O que me foi roubado é imenso. Nunca terei ninguém a quem pedir um conselho de pai ou uma ajuda. Terei outras pessoas com certeza, mas não um pai. Não me viu iniciar a carreira profissional. Não conheceu as minhas filhas. Nunca soube que corri maratonas. Nunca me viu homem – porque não se é homem aos 18 anos. E depois, pior do que tudo, é irremediabilidade de tudo o que não foi dito; é simplesmente irreparável, porque a outra parte partiu para sempre. É claro que tudo isto parece ser de um egocentrismo terrível. Eu, eu, eu – aquilo que me roubaram, como se eu fosse muito importante ou o mais importante. De facto, não é nenhuma tragédia – é a vida e haverá outras bem piores.

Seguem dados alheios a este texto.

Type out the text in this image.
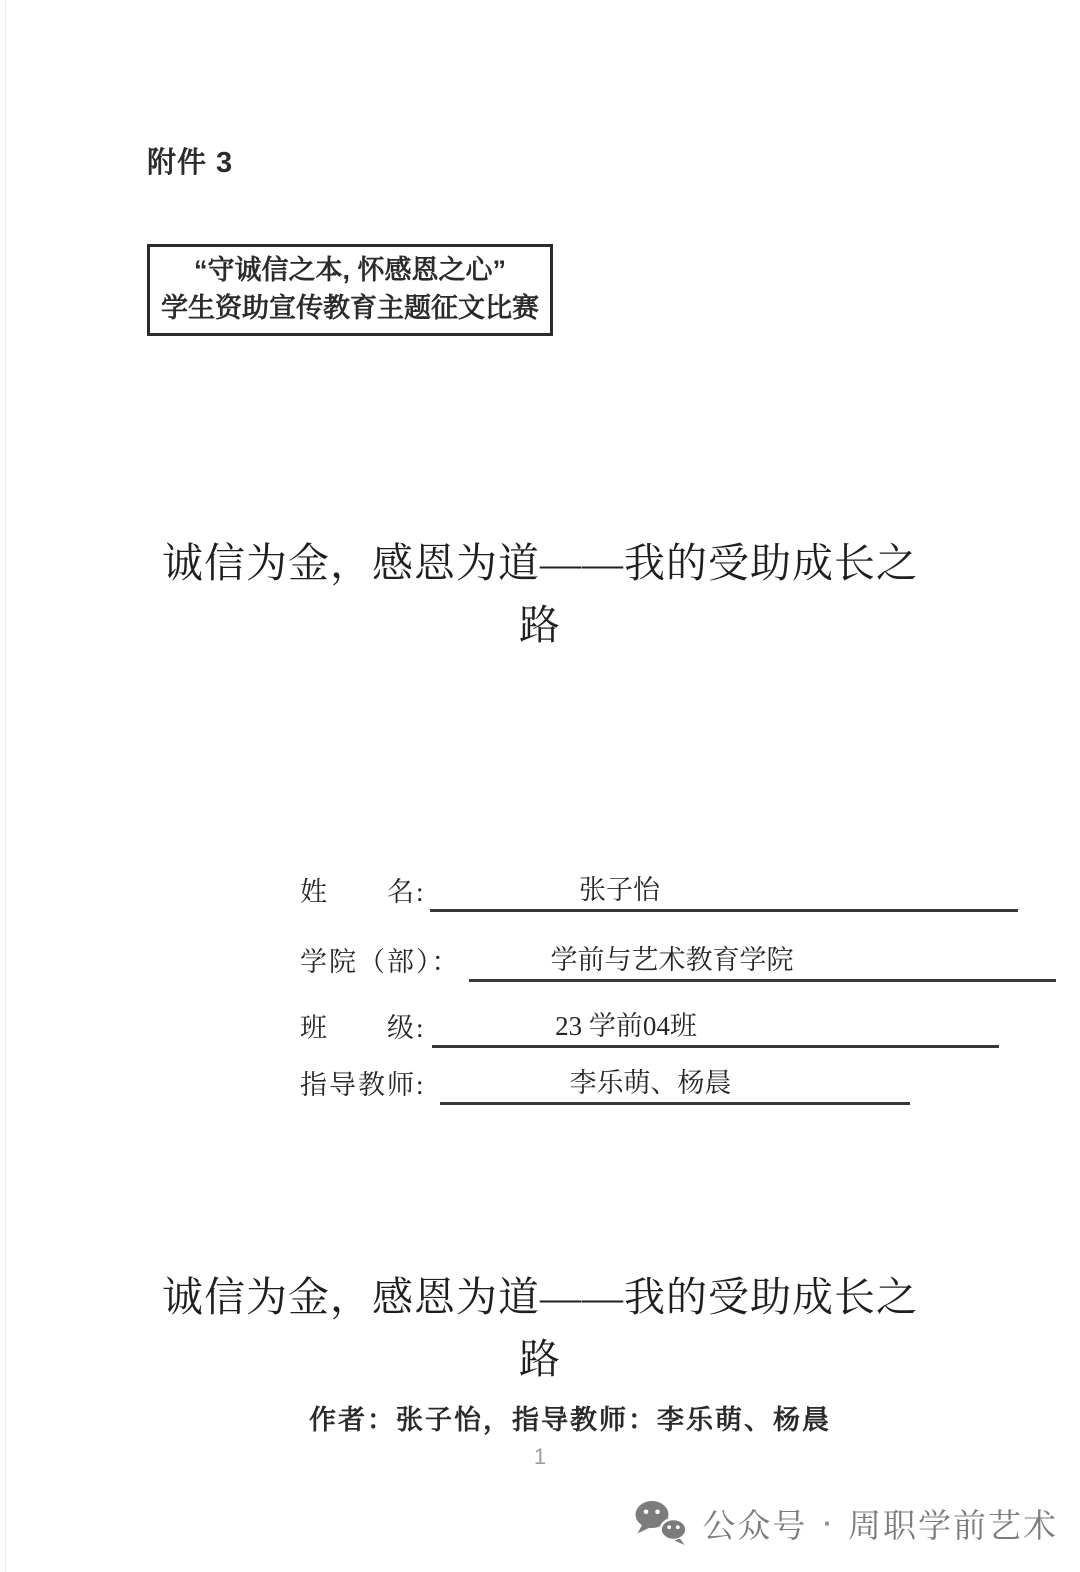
附件 3
“守诚信之本, 怀感恩之心”
学生资助宣传教育主题征文比赛
诚信为金，感恩为道——我的受助成长之
路
姓　　名:	张子怡
学院（部）：	学前与艺术教育学院
班　　级:	23 学前04班
指导教师:	李乐萌、杨晨
诚信为金，感恩为道——我的受助成长之
路
作者：张子怡，指导教师：李乐萌、杨晨
1
公众号 · 周职学前艺术
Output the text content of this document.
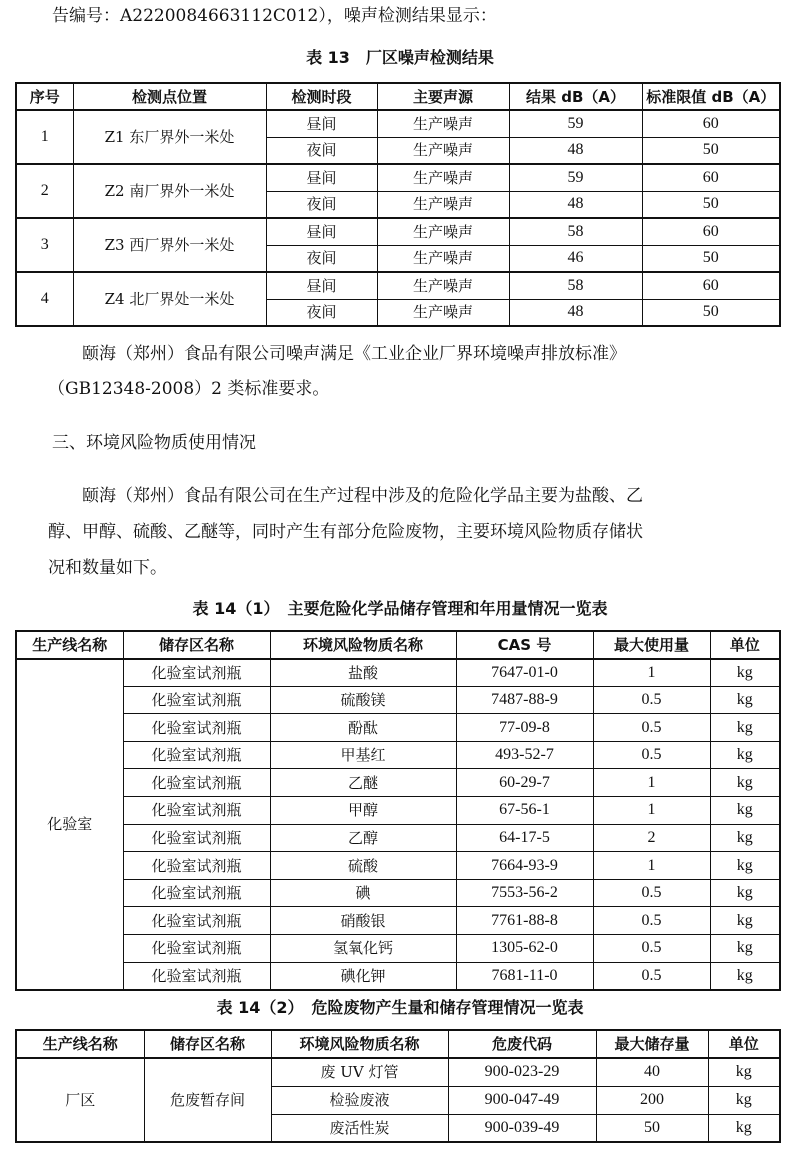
告编号：A2220084663112C012），噪声检测结果显示：

表 13　厂区噪声检测结果
序号	检测点位置	检测时段	主要声源	结果 dB（A）	标准限值 dB（A）
1	Z1 东厂界外一米处	昼间	生产噪声	59	60
		夜间	生产噪声	48	50
2	Z2 南厂界外一米处	昼间	生产噪声	59	60
		夜间	生产噪声	48	50
3	Z3 西厂界外一米处	昼间	生产噪声	58	60
		夜间	生产噪声	46	50
4	Z4 北厂界处一米处	昼间	生产噪声	58	60
		夜间	生产噪声	48	50

颐海（郑州）食品有限公司噪声满足《工业企业厂界环境噪声排放标准》

（GB12348-2008）2 类标准要求。

三、环境风险物质使用情况

颐海（郑州）食品有限公司在生产过程中涉及的危险化学品主要为盐酸、乙

醇、甲醇、硫酸、乙醚等，同时产生有部分危险废物，主要环境风险物质存储状

况和数量如下。

表 14（1）　主要危险化学品储存管理和年用量情况一览表
生产线名称	储存区名称	环境风险物质名称	CAS 号	最大使用量	单位
化验室	化验室试剂瓶	盐酸	7647-01-0	1	kg
	化验室试剂瓶	硫酸镁	7487-88-9	0.5	kg
	化验室试剂瓶	酚酞	77-09-8	0.5	kg
	化验室试剂瓶	甲基红	493-52-7	0.5	kg
	化验室试剂瓶	乙醚	60-29-7	1	kg
	化验室试剂瓶	甲醇	67-56-1	1	kg
	化验室试剂瓶	乙醇	64-17-5	2	kg
	化验室试剂瓶	硫酸	7664-93-9	1	kg
	化验室试剂瓶	碘	7553-56-2	0.5	kg
	化验室试剂瓶	硝酸银	7761-88-8	0.5	kg
	化验室试剂瓶	氢氧化钙	1305-62-0	0.5	kg
	化验室试剂瓶	碘化钾	7681-11-0	0.5	kg
表 14（2）　危险废物产生量和储存管理情况一览表
生产线名称	储存区名称	环境风险物质名称	危废代码	最大储存量	单位
厂区	危废暂存间	废 UV 灯管	900-023-29	40	kg
		检验废液	900-047-49	200	kg
		废活性炭	900-039-49	50	kg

Só consigo imaginar uma coisa pior do que perder um pai ou mãe antes de tempo: perder um filho. Porque ninguém deveria ver um filho morrer; é nossa tarefa protegê-lo e teríamos necessariamente falhado. Conseguir imaginá-lo é em si um ato reflexo, próprio de quem consegue conceber uma pancada. Não acredito em Deus, o que é uma enorme desvantagem, mas que me livrem disso.
É destas e de muitas outras coisas que Hugo Gonçalves fala no seu livro ‘Filho da Mãe’. Há muito de partilhado no processo luto. Gostei do livro por ser a partilha de uma experiência pessoal – não por ser autobiográfico. Acho que quanto mais nos debruçamos sobre microcosmos pessoal, mais dos aproximamos do geral – não uma humanidade abstrata, mas fractal. O livro está escrito sem pretensiosismos, com uma linguagem escorreita, despertando sempre o interesse do leitor, apesar do tema por vezes pesado – o que é maior elogio do que parece.
Transcrevo a últimas palavras do livro:
Uma noite, em Nova Iorque, alguém me falou de um ditado judeu: «Deixa o teu filho ir o mais longe que puder, só então vai ao seu encontro e trá-lo para casa.»
Fui o mais longe que consegui, mas a minha mãe não foi buscar-me. E tardei décadas até procurar o caminho de volta para ir ao seu encontro.
Essa é uma viagem que se faz sozinho.
Quando, há trinta e dois anos, regressei a casa e fui procurar a minha mãe em cada quarto, comecei a esquecer a sua voz. Não tenho o casaco de peles, os desenhos do hospital ou as cassetes. Mas, porque somos aquilo que recordamos, nesse dia passei a ser também a sua voz, a sua memória, essa coisa humana – essa coisa assombrosa – de podermos amar aquilo que a morte tocou.